Simulating the hybrid SCDA-HS pre-conditioning method in a numerical rock block with equal dimensions, although computationally intensive on commercially available computer hardware, provides insight into the 3-dimensional morphology of the induced fractures along the axis of the injection well. Material heterogeneity at the grain scale appears to further contribute to the tortuosity of the fractures produced. Figure 19a and b illustrate the fracture patterns observed from the first (SCDA) and second (HS) stages of pre-conditioning of a numerical specimen with 100 × 100 × 100 mm3 dimensions fractured under stress Case 3 (σx = σy = 5.0 MPa). Cross sections of the observed fracture profile at planes (1)–(4) in Fig. 19b are shown in Fig. 19c. Comparing the cross sections with the fracture patterns of the rock ‘slab’ simulations (Fig. 17b), Fig. 19c exhibits a more complex fracture pattern with multiple crack bifurcations in addition to the main radial cracks. The results of the HS stage of the simulation are consistent with laboratory HS experimental observations, where crack bifurcation was also observed near mica grain boundaries (Fig. 19d). This is due to the 3-dimensional effect of crack propagation in the direction of least resistance considering the strength variability between grain contacts as shown by the crack bifurcations at weak grain contacts in the numerical model. This added complexity of the fracture geometry would be beneficial for pre-conditioning applications in low-grade mineral recovery.

Fig. 19
figure 19

Effect of grain heterogeneity on the 3-dimensional fracture propagation during hybrid SCDA-HS fracturing under stress Case 3, a SCDA-charged fracture, b HS fracture extension, c cross sections of the model showing complex fractures, and d experimentally observed crack branching during HS and crack branching in the numerical model across weak grain boundaries

7 Conclusions

In this study, we propose a two-stage hybrid rock pre-conditioning method using soundless cracking demolition agents (SCDA) and hydraulic stimulation (HS). W first compared SCDA charging and HS in isolation to evaluate the limitations of each pre-conditioning method. We found that SCDA charging creates multiple radial fractures around an injection well with limited fracture extent, while HS typically produces a single unidirectional fracture. In the proposed hybrid method, SCDA charging is used to initiate multiple radial fractures, followed by HS to extend the fractures.

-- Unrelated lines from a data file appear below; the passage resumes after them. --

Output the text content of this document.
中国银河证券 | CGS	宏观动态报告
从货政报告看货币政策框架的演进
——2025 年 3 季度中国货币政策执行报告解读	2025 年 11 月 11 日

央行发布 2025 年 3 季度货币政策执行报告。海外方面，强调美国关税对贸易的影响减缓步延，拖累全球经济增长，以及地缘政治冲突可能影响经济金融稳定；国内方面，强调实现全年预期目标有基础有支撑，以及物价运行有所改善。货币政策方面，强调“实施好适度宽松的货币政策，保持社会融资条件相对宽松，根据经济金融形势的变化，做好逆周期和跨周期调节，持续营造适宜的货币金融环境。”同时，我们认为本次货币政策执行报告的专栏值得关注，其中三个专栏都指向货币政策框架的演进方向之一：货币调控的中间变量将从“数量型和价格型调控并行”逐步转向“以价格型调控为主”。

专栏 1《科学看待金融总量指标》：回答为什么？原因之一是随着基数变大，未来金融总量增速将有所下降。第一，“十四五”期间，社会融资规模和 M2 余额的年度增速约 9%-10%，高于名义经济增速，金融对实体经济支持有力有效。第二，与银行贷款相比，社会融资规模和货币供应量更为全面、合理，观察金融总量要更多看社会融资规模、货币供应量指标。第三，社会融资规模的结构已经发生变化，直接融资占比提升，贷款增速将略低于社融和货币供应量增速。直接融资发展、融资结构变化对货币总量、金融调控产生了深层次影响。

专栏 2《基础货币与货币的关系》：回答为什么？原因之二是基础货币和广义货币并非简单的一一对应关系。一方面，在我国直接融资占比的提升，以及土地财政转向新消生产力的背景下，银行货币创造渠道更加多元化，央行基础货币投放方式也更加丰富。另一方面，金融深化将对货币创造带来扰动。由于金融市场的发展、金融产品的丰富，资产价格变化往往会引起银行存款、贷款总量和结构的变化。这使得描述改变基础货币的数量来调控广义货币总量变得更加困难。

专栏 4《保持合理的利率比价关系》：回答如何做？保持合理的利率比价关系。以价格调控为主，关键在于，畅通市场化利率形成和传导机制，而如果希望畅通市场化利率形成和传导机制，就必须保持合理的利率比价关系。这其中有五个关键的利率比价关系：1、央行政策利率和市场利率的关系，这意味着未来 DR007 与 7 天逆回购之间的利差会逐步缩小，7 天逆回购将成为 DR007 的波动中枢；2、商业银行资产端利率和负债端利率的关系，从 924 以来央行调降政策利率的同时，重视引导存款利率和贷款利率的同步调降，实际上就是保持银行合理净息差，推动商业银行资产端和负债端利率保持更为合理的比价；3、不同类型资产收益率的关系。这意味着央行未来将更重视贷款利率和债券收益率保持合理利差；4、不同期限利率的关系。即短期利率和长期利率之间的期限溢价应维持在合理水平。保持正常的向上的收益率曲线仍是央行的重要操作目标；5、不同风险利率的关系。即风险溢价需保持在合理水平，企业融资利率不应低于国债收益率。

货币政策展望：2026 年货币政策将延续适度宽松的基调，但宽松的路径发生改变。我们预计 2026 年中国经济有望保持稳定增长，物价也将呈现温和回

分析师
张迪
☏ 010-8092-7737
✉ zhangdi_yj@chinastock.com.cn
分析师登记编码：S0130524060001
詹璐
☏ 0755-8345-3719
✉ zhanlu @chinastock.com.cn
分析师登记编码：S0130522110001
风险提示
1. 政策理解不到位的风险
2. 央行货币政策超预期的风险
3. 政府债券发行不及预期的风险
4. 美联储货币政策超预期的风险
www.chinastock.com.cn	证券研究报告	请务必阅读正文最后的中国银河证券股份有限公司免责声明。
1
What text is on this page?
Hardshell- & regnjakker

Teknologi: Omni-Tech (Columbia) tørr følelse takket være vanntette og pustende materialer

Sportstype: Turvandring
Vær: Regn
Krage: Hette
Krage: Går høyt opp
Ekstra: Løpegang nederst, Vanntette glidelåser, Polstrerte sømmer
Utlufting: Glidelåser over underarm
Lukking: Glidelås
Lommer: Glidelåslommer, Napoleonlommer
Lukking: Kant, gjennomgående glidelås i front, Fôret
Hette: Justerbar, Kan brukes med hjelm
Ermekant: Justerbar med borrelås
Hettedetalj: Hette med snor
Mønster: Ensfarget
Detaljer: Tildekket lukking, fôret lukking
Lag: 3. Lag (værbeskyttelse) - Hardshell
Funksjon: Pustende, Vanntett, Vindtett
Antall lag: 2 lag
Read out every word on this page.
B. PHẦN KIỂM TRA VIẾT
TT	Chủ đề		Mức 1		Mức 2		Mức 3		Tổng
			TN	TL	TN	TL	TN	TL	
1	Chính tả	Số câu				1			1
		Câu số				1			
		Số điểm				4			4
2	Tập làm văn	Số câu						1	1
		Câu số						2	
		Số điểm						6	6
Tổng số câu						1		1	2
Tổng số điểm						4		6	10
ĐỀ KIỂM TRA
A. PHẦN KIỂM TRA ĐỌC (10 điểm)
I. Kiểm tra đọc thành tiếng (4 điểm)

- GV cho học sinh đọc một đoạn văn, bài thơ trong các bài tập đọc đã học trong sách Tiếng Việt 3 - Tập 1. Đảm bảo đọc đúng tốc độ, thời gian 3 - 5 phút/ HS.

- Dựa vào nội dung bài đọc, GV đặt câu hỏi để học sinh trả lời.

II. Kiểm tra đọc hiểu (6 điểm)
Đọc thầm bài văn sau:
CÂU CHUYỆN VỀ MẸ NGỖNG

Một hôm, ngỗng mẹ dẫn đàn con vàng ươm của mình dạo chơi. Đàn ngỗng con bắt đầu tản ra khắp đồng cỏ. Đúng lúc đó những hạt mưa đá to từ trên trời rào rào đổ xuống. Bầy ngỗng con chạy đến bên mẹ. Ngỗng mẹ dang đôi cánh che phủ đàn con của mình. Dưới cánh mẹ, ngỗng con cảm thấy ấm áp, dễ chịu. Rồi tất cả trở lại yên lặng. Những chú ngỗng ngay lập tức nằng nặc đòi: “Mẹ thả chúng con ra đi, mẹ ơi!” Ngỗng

To simulate the SCDA-HS hybrid method on crystalline rock at the grain scale, we employed a fully-coupled hydro-mechanical discrete element model. Our results indicate that the hybrid SCDA-HS method generates additional radial fractures and results in a significant decrease in the breakdown pressure (~ 30%) which could also help mitigate issues such as uncontrolled fracture propagation and induced seismicity. We also examined other key factors that affect the performance of the hybrid method such as rock mass heterogeneity, in-situ stress anisotropy, and pre-existing defects. The findings from these simulations provide a basis for further experimentation to evaluate the viability of the proposed hybrid pre-conditioning method for applications such as rock mass pre-conditioning for low-grade ore mining.